Utah has become the 19th US state to pass a ban on gay ‘conversion’ therapy on minors. The ban has given hope to LGBTQ campaigners that other conservative states might also pass bans.
The so-called therapy, which has been discredited by the NHS and the World Psychiatric Association, refers to any attempt at changing a person’s sexual orientation or gender identity, and often involves techniques like electroshock therapy or prayer.
Last year, Republican senators in the state successfully blocked a bid to ban the discredited practice after they amended it to only outlaw therapies “that cause nausea, vomiting, or other unpleasant physical sensations,” and also involved “electric shock or other electrical therapy.”
But this time, the ban was passed, and with the backing of the Mormon church, but only on the condition that faith leaders could still provide spiritual counselling for parishioners and family members.
Republican senator, Craig Hall, who sponsored the motion, applauded the ruling going into effect on Tuesday (21 January), saying: “This measure will truly save lives.”
And Shannon Minter, the legal director of the National Center for Lesbian Rights, said the ruling gave campaigners a “lot of hope” especially as bans on the practice are expected to be debated in states like Virginia, Kentucky and Texas later this year.
Utah has joined New Jersey, California, Oregon, Illinois, Vermont, New Mexico, Connecticut, Rhode Island, Nevada, Washington, Hawaii, Delaware, Maryland, New Hampshire, New York state, Massachusetts, Maine and Colorado in having bans on the practice.
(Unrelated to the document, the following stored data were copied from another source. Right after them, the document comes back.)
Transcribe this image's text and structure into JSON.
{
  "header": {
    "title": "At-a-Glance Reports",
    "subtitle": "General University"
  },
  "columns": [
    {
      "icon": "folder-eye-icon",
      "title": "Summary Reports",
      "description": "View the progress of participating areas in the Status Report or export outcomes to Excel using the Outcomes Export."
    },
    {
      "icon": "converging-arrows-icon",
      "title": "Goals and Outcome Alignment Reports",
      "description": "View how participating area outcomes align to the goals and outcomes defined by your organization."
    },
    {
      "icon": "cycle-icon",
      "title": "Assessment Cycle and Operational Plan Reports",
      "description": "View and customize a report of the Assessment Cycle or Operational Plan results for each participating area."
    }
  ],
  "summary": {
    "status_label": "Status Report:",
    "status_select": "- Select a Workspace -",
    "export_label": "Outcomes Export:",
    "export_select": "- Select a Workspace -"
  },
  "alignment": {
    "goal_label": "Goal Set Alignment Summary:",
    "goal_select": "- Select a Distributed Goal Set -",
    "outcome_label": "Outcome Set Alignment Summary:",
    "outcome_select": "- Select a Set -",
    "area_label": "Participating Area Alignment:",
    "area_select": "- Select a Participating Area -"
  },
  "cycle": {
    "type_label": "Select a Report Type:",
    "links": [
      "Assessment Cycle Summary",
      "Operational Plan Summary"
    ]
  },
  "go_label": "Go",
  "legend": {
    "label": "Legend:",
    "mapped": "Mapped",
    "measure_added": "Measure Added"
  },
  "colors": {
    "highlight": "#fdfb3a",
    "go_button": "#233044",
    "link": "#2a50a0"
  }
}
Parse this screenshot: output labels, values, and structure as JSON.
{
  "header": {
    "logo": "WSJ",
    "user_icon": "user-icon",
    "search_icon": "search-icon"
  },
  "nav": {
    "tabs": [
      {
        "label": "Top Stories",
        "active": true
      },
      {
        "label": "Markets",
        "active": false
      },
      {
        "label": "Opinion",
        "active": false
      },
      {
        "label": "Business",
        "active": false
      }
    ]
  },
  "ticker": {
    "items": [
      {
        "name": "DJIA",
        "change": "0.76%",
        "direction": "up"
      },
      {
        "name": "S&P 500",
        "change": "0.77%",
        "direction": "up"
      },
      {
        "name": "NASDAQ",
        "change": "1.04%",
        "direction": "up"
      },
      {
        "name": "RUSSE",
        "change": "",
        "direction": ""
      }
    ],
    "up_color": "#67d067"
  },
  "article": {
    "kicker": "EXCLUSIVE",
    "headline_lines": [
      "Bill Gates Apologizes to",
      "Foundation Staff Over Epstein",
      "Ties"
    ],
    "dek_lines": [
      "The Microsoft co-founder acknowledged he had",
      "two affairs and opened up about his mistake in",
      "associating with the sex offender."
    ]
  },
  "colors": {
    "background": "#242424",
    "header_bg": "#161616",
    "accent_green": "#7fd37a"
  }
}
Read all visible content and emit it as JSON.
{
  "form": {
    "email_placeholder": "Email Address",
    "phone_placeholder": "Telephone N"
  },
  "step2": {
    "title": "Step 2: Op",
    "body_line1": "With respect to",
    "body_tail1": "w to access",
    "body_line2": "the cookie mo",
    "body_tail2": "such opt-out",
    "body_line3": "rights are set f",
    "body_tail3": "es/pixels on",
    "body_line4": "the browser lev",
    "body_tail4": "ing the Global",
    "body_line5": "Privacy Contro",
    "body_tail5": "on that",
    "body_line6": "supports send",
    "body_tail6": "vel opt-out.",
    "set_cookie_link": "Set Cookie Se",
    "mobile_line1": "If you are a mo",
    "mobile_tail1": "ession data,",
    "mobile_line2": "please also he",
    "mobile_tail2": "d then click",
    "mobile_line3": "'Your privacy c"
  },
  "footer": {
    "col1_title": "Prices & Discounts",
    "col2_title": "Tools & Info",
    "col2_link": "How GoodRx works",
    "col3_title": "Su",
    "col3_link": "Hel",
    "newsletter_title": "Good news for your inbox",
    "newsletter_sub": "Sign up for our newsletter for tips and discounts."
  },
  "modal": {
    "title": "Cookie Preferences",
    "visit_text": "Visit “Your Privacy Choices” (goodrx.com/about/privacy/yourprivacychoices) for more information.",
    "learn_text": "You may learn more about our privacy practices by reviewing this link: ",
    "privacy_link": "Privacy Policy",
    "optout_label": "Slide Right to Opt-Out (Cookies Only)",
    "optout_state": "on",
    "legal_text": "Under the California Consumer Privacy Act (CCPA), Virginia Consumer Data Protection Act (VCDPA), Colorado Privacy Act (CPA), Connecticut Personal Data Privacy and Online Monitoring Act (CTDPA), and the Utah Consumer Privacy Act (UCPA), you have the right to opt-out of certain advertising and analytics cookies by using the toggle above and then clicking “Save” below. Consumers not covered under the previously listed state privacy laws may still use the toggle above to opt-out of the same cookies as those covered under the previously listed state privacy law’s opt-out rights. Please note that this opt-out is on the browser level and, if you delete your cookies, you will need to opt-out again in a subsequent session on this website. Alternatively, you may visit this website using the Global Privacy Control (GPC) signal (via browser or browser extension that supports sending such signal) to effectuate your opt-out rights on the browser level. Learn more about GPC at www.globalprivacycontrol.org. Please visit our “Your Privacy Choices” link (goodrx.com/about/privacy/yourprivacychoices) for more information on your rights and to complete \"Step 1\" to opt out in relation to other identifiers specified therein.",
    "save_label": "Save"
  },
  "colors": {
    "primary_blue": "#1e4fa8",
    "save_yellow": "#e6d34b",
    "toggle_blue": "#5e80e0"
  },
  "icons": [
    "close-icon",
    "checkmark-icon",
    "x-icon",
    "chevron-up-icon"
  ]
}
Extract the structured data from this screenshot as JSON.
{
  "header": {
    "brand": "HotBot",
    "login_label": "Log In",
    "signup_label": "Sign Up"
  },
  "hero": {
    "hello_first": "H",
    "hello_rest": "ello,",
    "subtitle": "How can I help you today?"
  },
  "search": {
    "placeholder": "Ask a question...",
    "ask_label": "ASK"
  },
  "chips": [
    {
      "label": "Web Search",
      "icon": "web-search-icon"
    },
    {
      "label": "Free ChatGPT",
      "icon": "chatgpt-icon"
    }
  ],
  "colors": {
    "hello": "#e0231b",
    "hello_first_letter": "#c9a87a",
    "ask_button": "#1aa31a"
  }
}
The District of Columbia and Puerto Rico also have bans in place.
Despite this piece of pro-LGBTQ legislation coming into effect in the state this week, just last week, Utah’s governor stopped a HIV-prevention scheme after he opposed “sexual innuendos” that were being used on the packaging of condoms.
A spokesperson for Gary Herbert said: “The Governor understands the importance of the Utah Department of Health conducting a campaign to educate Utahns about HIV prevention.
“He does not, however, approve the use of sexual innuendo as part of a taxpayer-funded campaign, and our office has asked the department to rework the campaign’s branding.”